Maintenant, quelques questions générales.
J'avais de fortes craintes sur le premier congrès de Genève, mais il a en somme mieux réussi que je ne m'y attendais. Son effet en France, en Angleterre et en Amérique a été inespéré. Je ne pouvais ni ne voulais m'y rendre, mais j'ai rédigé le programme des délégués de Londres. Je l'ai limité, a dessein, aux points qui permettent un accord immédiat et une action concertée immédiate des travailleurs, qui répondent d'une façon directe aux besoins de la lutte des classes et à l'organisation des travailleurs en classe et les stimulent.
Messieurs les Parisiens avaient la tête pleine des phrases les plus vides de Proudhon ; ils bavardent sur la science et ne savent rien ; ils dédaignent toute action révolutionnaire, id est qui jaillit de la lutte des classes elle-même, tout mouvement concentré social, c'est-à-dire réalisable également par des moyens politiques (comme, par exemple, la diminution légale de la journée de travail) ; et cela, sous prétexte de liberté, d'anti-gouvernementarisme ou d'individualisme antiautoritaire. Ces messieurs qui, depuis seize ans, endurent et ont enduré avec tant de tranquillité le despotisme le plus misérable, prônent en fait une vulgaire économie bourgeoise, se contentant de l'idéaliser à la Proudhon ! Proudhon a fait un mal énorme. Son semblant de critique et son semblant d'opposition aux utopistes (il n'est lui-même qu'un utopiste petit-bourgeois, tandis que dans les utopies d'un Fourier, d'un Owen, etc., on trouve le pressentiment et l'expression fantastique d'un monde nouveau), ont d'abord séduit et corrompu la "jeunesse brillante", les étudiants, puis les ouvriers, surtout les Parisiens, qui, en qualité d'ouvriers de luxe, restent sans le savoir fortement attachés à toutes les vieilleries. Ignorants, vaniteux, arrogants, bavards, emphatiques, enflés, ils étaient sur le point de tout gâter, car ils étaient au congrès en un nombre qui ne correspond nullement à celui de leurs adhérents. Dans le rapport, je leur donnerai sur les doigts en sous main.

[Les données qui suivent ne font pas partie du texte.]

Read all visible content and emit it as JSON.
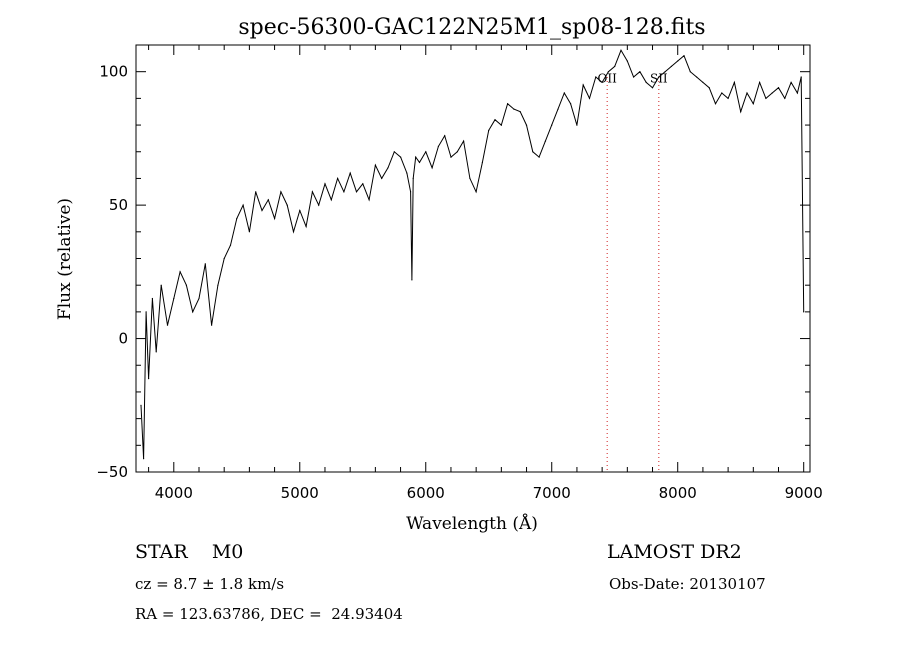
{
  "chart_data": {
    "type": "line",
    "title": "spec-56300-GAC122N25M1_sp08-128.fits",
    "xlabel": "Wavelength (Å)",
    "ylabel": "Flux (relative)",
    "xlim": [
      3700,
      9050
    ],
    "ylim": [
      -50,
      110
    ],
    "xticks": [
      4000,
      5000,
      6000,
      7000,
      8000,
      9000
    ],
    "yticks": [
      -50,
      0,
      50,
      100
    ],
    "ytick_labels": [
      "−50",
      "0",
      "50",
      "100"
    ],
    "grid": false,
    "line_color": "#000000",
    "series": [
      {
        "x": [
          3740,
          3760,
          3780,
          3800,
          3830,
          3860,
          3900,
          3950,
          4000,
          4050,
          4100,
          4150,
          4200,
          4250,
          4300,
          4350,
          4400,
          4450,
          4500,
          4550,
          4600,
          4650,
          4700,
          4750,
          4800,
          4850,
          4900,
          4950,
          5000,
          5050,
          5100,
          5150,
          5200,
          5250,
          5300,
          5350,
          5400,
          5450,
          5500,
          5550,
          5600,
          5650,
          5700,
          5750,
          5800,
          5850,
          5880,
          5890,
          5900,
          5920,
          5950,
          6000,
          6050,
          6100,
          6150,
          6200,
          6250,
          6300,
          6350,
          6400,
          6450,
          6500,
          6550,
          6600,
          6650,
          6700,
          6750,
          6800,
          6850,
          6900,
          6950,
          7000,
          7050,
          7100,
          7150,
          7200,
          7250,
          7300,
          7350,
          7400,
          7450,
          7500,
          7550,
          7600,
          7650,
          7700,
          7750,
          7800,
          7850,
          7900,
          7950,
          8000,
          8050,
          8100,
          8150,
          8200,
          8250,
          8300,
          8350,
          8400,
          8450,
          8500,
          8550,
          8600,
          8650,
          8700,
          8750,
          8800,
          8850,
          8900,
          8950,
          8980,
          9000
        ],
        "y": [
          -25,
          -45,
          10,
          -15,
          15,
          -5,
          20,
          5,
          15,
          25,
          20,
          10,
          15,
          28,
          5,
          20,
          30,
          35,
          45,
          50,
          40,
          55,
          48,
          52,
          45,
          55,
          50,
          40,
          48,
          42,
          55,
          50,
          58,
          52,
          60,
          55,
          62,
          55,
          58,
          52,
          65,
          60,
          64,
          70,
          68,
          62,
          55,
          22,
          60,
          68,
          66,
          70,
          64,
          72,
          76,
          68,
          70,
          74,
          60,
          55,
          66,
          78,
          82,
          80,
          88,
          86,
          85,
          80,
          70,
          68,
          74,
          80,
          86,
          92,
          88,
          80,
          95,
          90,
          98,
          96,
          100,
          102,
          108,
          104,
          98,
          100,
          96,
          94,
          98,
          100,
          102,
          104,
          106,
          100,
          98,
          96,
          94,
          88,
          92,
          90,
          96,
          85,
          92,
          88,
          96,
          90,
          92,
          94,
          90,
          96,
          92,
          98,
          10
        ]
      }
    ],
    "vlines": [
      {
        "x": 7440,
        "label": "OII",
        "color": "#d02020",
        "style": "dotted"
      },
      {
        "x": 7850,
        "label": "SII",
        "color": "#d02020",
        "style": "dotted"
      }
    ]
  },
  "info": {
    "class_label": "STAR    M0",
    "survey": "LAMOST DR2",
    "cz": "cz = 8.7 ± 1.8 km/s",
    "obs_date": "Obs-Date: 20130107",
    "coords": "RA = 123.63786, DEC =  24.93404"
  }
}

Le congrès ouvrier américain, qui se tenait à la même époque, m'a causé beaucoup de joie : ici le mot d'ordre était l'organisation de la lutte contre le Capital et, chose remarquable, la plupart des revendications que j'avais rédigées pour Genève, ont été également posées là-bas, par le sûr instinct des travailleurs.

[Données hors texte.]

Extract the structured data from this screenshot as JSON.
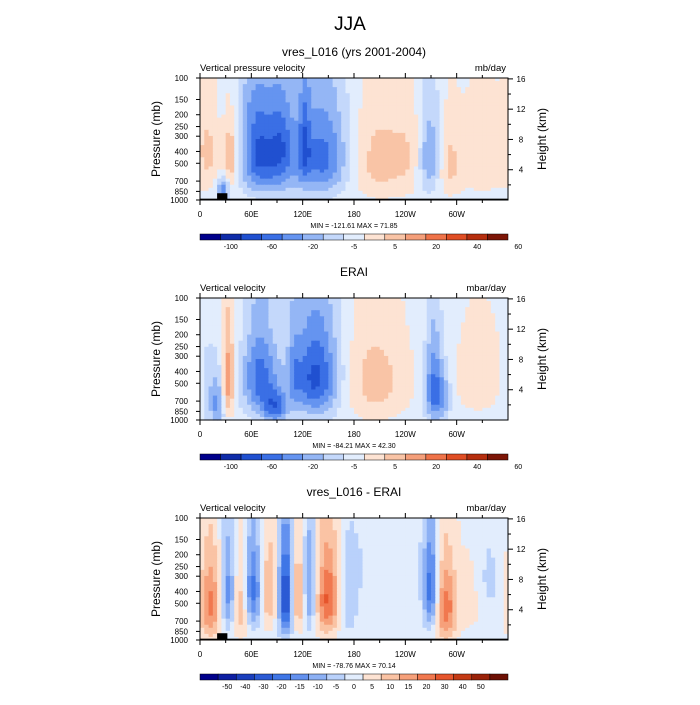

Le mouvement de réforme que notre Conseil général (quorum magna pars [où j´ai pris une grande part, N. de la réd.]) a appelé à la vie, a pris maintenant des dimensions immenses et irrésistibles. Je me suis toujours tenu dans la coulisse et je ne m'occupe plus de l'affaire, depuis qu'elle suit son train.
Votre K. Marx
A propos. Le Workman est un organe bourgeois et n'a rien de commun avec nous. Le Commonwealth appartient aux nôtres, mais pour le moment (pour des raisons moitié financières, moitié politiques), on le transformera en un pur organe de réformes.

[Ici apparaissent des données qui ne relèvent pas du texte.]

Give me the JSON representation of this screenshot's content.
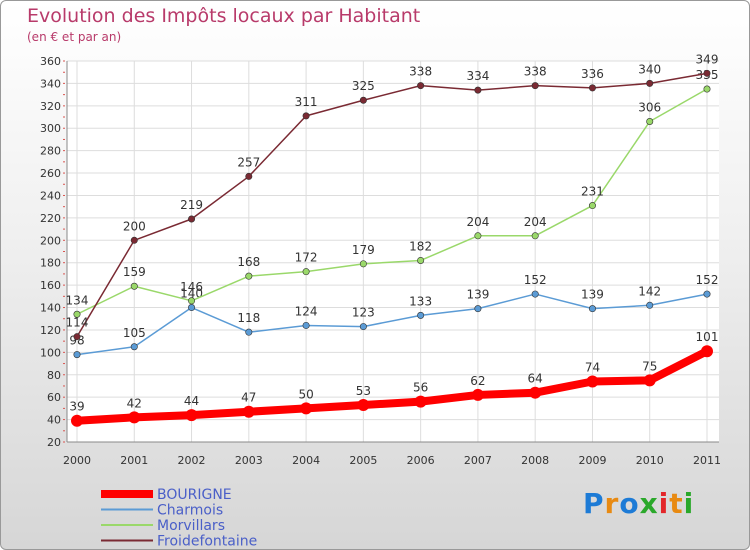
{
  "title": "Evolution des Impôts locaux par Habitant",
  "subtitle": "(en € et par an)",
  "logo": {
    "text": "Proxiti",
    "letters": [
      "P",
      "r",
      "o",
      "x",
      "i",
      "t",
      "i"
    ],
    "colors": [
      "#1d7bd6",
      "#e88a12",
      "#1d7bd6",
      "#2aa82a",
      "#e3262a",
      "#e88a12",
      "#2aa82a"
    ]
  },
  "chart_data": {
    "type": "line",
    "x": [
      "2000",
      "2001",
      "2002",
      "2003",
      "2004",
      "2005",
      "2006",
      "2007",
      "2008",
      "2009",
      "2010",
      "2011"
    ],
    "ylim": [
      20,
      360
    ],
    "yticks": [
      20,
      40,
      60,
      80,
      100,
      120,
      140,
      160,
      180,
      200,
      220,
      240,
      260,
      280,
      300,
      320,
      340,
      360
    ],
    "grid": true,
    "legend_position": "bottom-left",
    "series": [
      {
        "name": "BOURIGNE",
        "color": "#ff0000",
        "width": 8,
        "values": [
          39,
          42,
          44,
          47,
          50,
          53,
          56,
          62,
          64,
          74,
          75,
          101
        ],
        "labels": [
          "39",
          "42",
          "44",
          "47",
          "50",
          "53",
          "56",
          "62",
          "64",
          "74",
          "75",
          "101"
        ]
      },
      {
        "name": "Charmois",
        "color": "#5b9bd5",
        "width": 1.5,
        "values": [
          98,
          105,
          140,
          118,
          124,
          123,
          133,
          139,
          152,
          139,
          142,
          152
        ],
        "labels": [
          "98",
          "105",
          "140",
          "118",
          "124",
          "123",
          "133",
          "139",
          "152",
          "139",
          "142",
          "152"
        ]
      },
      {
        "name": "Morvillars",
        "color": "#9ad86a",
        "width": 1.5,
        "values": [
          134,
          159,
          146,
          168,
          172,
          179,
          182,
          204,
          204,
          231,
          306,
          335
        ],
        "labels": [
          "134",
          "159",
          "146",
          "168",
          "172",
          "179",
          "182",
          "204",
          "204",
          "231",
          "306",
          "335"
        ]
      },
      {
        "name": "Froidefontaine",
        "color": "#7a2a33",
        "width": 1.5,
        "values": [
          114,
          200,
          219,
          257,
          311,
          325,
          338,
          334,
          338,
          336,
          340,
          349
        ],
        "labels": [
          "114",
          "200",
          "219",
          "257",
          "311",
          "325",
          "338",
          "334",
          "338",
          "336",
          "340",
          "349"
        ]
      }
    ]
  }
}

J'ai lu, il y a peu de temps, du Dr. F. Moilin : Leçons de médecine physiologique, qui parut en 1865 à Paris. Il contient beaucoup de fantaisie et trop de "constructions". Mais aussi beaucoup de critiques contre l'ancienne thérapeutique. Je voudrais que vous lisiez cet ouvrage et que vous me communiquiez votre avis en détail. Je vous recommande aussi Trémaux De l'origine de tous les êtres... Bien qu'écrit dans un style débraillé, plein d'erreurs géologiques, et bien pauvre en critique historique littéraire — with all that and all that il constitue un progrès sur Darwin.